Vivo tanto de ella, que siento que me he escapado de su alma, le pertenezco. En mi cabeza sólo tengo su sonrisa tatuada, el beso eterno, su brillo mirándome fijamente. Cierro los ojos y puedo sentirla. No está, pero un escalofrío recorre todo mi cuerpo, dejándome los bellos de punta. No puedo pensar en otra cosa que no esté ligado a su persona. Ya no vivo dentro de mi, se ha apoderado de mi cuerpo, mi mente es suya. La muerte lentamente por no tenerla es proporcional a las palabras que me dice y repito una y otra vez, cobrando vida. Sus palabras son vida.
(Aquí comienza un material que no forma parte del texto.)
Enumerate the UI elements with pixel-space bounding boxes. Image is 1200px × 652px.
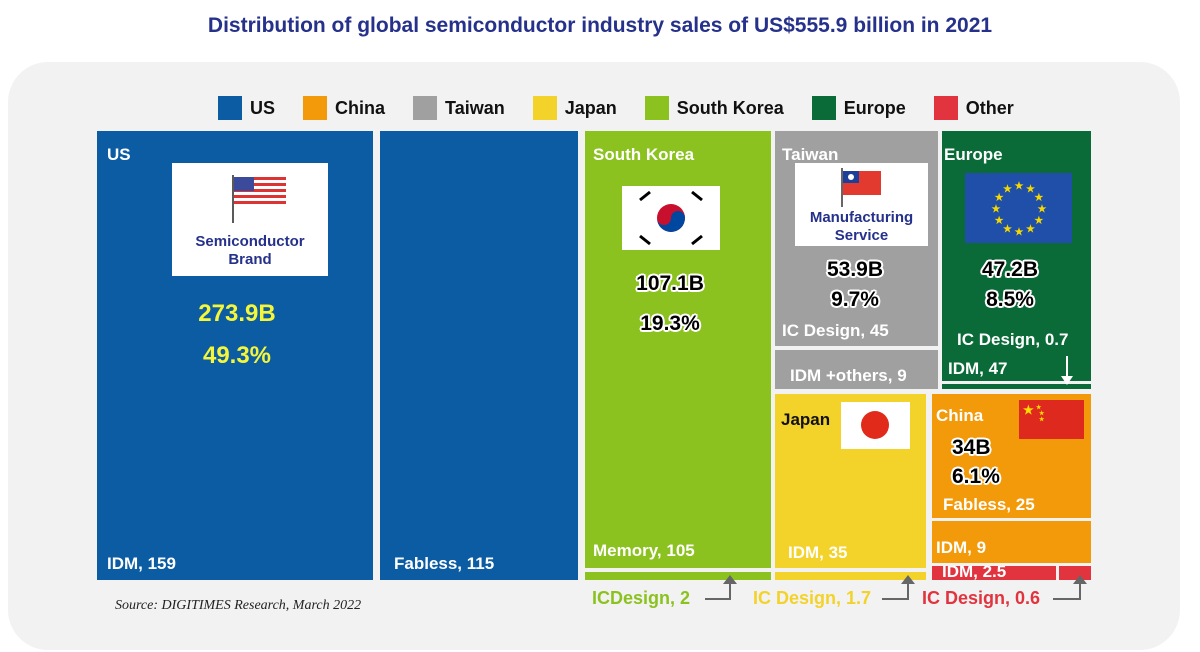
- japan-icdesign-label: IC Design, 1.7: [753, 588, 872, 608]
- korea-memory-label: Memory, 105: [593, 541, 695, 560]
- us-total: 273.9B: [198, 300, 276, 327]
- svg-text:★: ★: [1023, 403, 1034, 417]
- europe-total: 47.2B: [981, 258, 1039, 281]
- legend-label: China: [335, 97, 386, 118]
- legend-swatch: [811, 96, 836, 120]
- us-fabless-label: Fabless, 115: [394, 554, 495, 573]
- tile-us-fabless: [380, 131, 578, 580]
- legend-item-europe: Europe: [811, 96, 906, 120]
- us-tagline: Semiconductor Brand: [195, 233, 305, 268]
- legend: US China Taiwan Japan South Korea Europe…: [218, 96, 1042, 120]
- china-fabless-label: Fabless, 25: [943, 495, 1035, 514]
- eu-star: ★: [1003, 224, 1012, 235]
- korea-flag-card: [622, 186, 720, 250]
- taiwan-share: 9.7%: [831, 288, 879, 311]
- korea-icdesign-label: ICDesign, 2: [592, 588, 691, 608]
- legend-item-us: US: [218, 96, 275, 120]
- eu-star: ★: [992, 204, 1001, 215]
- other-idm-label: IDM, 2.5: [942, 566, 1007, 580]
- region-label-japan: Japan: [781, 410, 831, 429]
- eu-star: ★: [1015, 227, 1024, 238]
- legend-item-japan: Japan: [532, 96, 617, 120]
- legend-label: South Korea: [676, 97, 784, 118]
- tile-other-idm: IDM, 2.5: [932, 566, 1056, 580]
- eu-star: ★: [1038, 204, 1047, 215]
- china-flag-icon: ★ ★★★: [1019, 400, 1084, 439]
- taiwan-icdesign-label: IC Design, 45: [782, 321, 889, 340]
- taiwan-flag-card: Manufacturing Service: [795, 163, 928, 246]
- source-note: Source: DIGITIMES Research, March 2022: [115, 598, 362, 613]
- legend-item-other: Other: [933, 96, 1014, 120]
- legend-swatch: [532, 96, 557, 120]
- tile-korea-icdesign: [585, 572, 771, 580]
- svg-text:★: ★: [1036, 404, 1042, 411]
- legend-swatch: [218, 96, 242, 120]
- china-idm-label: IDM, 9: [936, 538, 987, 557]
- legend-label: Europe: [843, 97, 906, 118]
- legend-swatch: [413, 96, 438, 120]
- tile-europe-icdesign: [942, 384, 1091, 389]
- legend-swatch: [303, 96, 328, 120]
- japan-flag-icon: [841, 402, 910, 449]
- svg-text:★: ★: [1039, 416, 1045, 423]
- legend-item-south-korea: South Korea: [644, 96, 784, 120]
- europe-share: 8.5%: [986, 288, 1034, 311]
- tile-europe-idm: [942, 131, 1091, 381]
- europe-idm-label: IDM, 47: [948, 359, 1008, 378]
- taiwan-idm-label: IDM +others, 9: [790, 366, 907, 385]
- legend-label: Japan: [564, 97, 617, 118]
- us-share: 49.3%: [202, 342, 272, 369]
- legend-swatch: [644, 96, 669, 120]
- svg-text:★: ★: [1039, 410, 1045, 417]
- tile-other-icdesign: [1059, 566, 1091, 580]
- legend-label: Taiwan: [445, 97, 505, 118]
- legend-swatch: [933, 96, 958, 120]
- eu-star: ★: [1034, 193, 1043, 204]
- eu-star: ★: [1003, 184, 1012, 195]
- eu-star: ★: [995, 216, 1004, 227]
- china-total: 34B: [952, 436, 991, 459]
- region-label-china: China: [936, 406, 984, 425]
- korea-share: 19.3%: [640, 312, 700, 335]
- tile-taiwan-idm: [775, 350, 938, 389]
- taiwan-flag-icon: [841, 168, 881, 207]
- taiwan-tagline: Manufacturing Service: [809, 209, 914, 244]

Hace funcionar cada órgano que tengo. El corazón se me sale del pecho, siento que lo toca, que lo besa, lo hace palpitar, que sin ella sólo sería un cuerpo inerte. Mi corazón tiene nombre, porque es suyo.
Era escéptico, no creía en las personas, pero ahora creo en el amor, porque lo tengo, creo en las señales del universo. Es un regalo, ha dado luz y sentido a mi vida, como al que busca la fe y tiene una aparición mariana. Sólo que esto es real. En caso de que esté durmiendo y todo sea un sueño, no quiero despertar, quiero que sea lo último y único en recordar, sentir para siempre que una vez conecté con el centro de la Tierra.
Mi corazón acaba de hacer las maletas rumbo a tu casa. Cuando suene el timbre de la puerta espero que seas tú quien le abras, y lo recibas con las mismas ganas con las que yo quiero sentirte en mis brazos. Sé que lo harás. No lo necesito para vivir, no necesito nada que no seas tú, me lo das todo, incluso el aire que quiero respirar.
Por convertir el aullido de lobo en un “te adoro amor”, te doy las gracias.